As a communications professor and head of my Dept's internship program, I can't stress the importance of internships enough (as several posters have also noted). Jobs in communications have changed drastically over the last few years, and the bad economy has only accelerated the trend towards freelance-based work (as opposed to full-time employment with benefits). The most reliable way to go after these jobs is to have had as much internship experience as possible, not only to discover the nature of the professional working world (which is considerably different than being a student) but also to develop contacts and a network of people who you can call on for job information. I encourage my students to try as many different internships, in as many different fields, as they can so they have the chance to see what's out there and where their skills and interests lie.
posted by quintno at 7:56 PM on January 23, 2009 [1 favorite]

I have a communication undergrad. I live and work near a large city, but not a major metro area, like NY or LA or something. if you live and go to school in a larger area, there will probably more opportunities for work/interships in your field (and more people looking to those fill those spots of course).

a degree in communication is pretty much a degree in rhetoric. it's like combining sociology, psychology, and linguistics - which makes for some pretty interesting class material.

myself - i am working in IT in a job i stumbled onto on craigslist. it was sheer luck. otherwise, i'd be working in HR, which is the other professional work experience i've had. i wasn't able to do internships during school because the ones i could find didn't pay enough - or at all! unfortunately, i needed to work because i did not have help from my family. i know a couple students from my class who found jobs after graduation thru internships they had.

by the way, Rahm Emanuel has a master's in speech from Northwestern, which has one of the better communication programs in the country. i forget who else i've heard has degrees in communication, but often top political folks do. that's one job where being able to analyze messages is very handy!
posted by sio42 at 6:58 AM on January 26, 2009

Very late to the party here, as usual...

I have a communications degree (earned it 12 years ago) from an average state university and have held jobs as varied as the following, in order: corporate concierge, wedding planner/catering manager for a series of hotels/venues, director of sales for an entertainment agency, leasing agent and marketing director for a property management firm, corporate communications coordinator for a large real estate development firm, then finally, freelance event planner and owner of a DJ company. As you can see, my degree led me to a pretty varied group of job opportunities, but it wasn't any kind of golden ticket to anything particularly high-paying, either.

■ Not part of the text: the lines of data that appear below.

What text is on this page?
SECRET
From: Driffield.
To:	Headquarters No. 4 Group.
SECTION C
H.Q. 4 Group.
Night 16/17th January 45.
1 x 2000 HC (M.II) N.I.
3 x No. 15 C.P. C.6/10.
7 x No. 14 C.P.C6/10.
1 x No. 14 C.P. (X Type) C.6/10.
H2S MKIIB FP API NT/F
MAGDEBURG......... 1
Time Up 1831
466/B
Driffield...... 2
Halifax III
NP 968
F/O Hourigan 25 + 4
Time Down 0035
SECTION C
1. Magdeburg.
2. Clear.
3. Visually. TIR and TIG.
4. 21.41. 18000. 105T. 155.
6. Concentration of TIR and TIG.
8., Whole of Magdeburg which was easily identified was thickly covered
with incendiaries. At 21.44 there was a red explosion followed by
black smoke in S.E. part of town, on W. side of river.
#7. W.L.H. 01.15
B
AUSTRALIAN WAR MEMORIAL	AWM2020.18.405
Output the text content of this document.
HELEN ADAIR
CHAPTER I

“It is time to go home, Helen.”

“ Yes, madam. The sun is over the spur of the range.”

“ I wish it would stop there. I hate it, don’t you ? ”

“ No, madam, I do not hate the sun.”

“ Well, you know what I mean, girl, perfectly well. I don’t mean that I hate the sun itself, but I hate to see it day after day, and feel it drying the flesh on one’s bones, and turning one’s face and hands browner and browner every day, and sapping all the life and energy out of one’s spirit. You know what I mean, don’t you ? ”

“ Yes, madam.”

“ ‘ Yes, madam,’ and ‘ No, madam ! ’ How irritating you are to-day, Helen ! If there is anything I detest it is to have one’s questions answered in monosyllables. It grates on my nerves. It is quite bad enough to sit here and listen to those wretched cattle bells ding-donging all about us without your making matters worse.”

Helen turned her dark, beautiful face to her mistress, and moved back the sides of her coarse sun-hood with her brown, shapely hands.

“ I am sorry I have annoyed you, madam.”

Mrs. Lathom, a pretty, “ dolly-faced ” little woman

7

My particular university offered a concentration in either business/marketing or in television/radio production. I chose the latter because I was lazy and thought it would be easier or more "fun," but in retrospect I really wish I'd gone the business and marketing route. I think that would present more of a likelihood for higher income later. Of course, if you're really passionate about working on the creative side of things, go for it, but hopefully your school will have better equipment than mine did!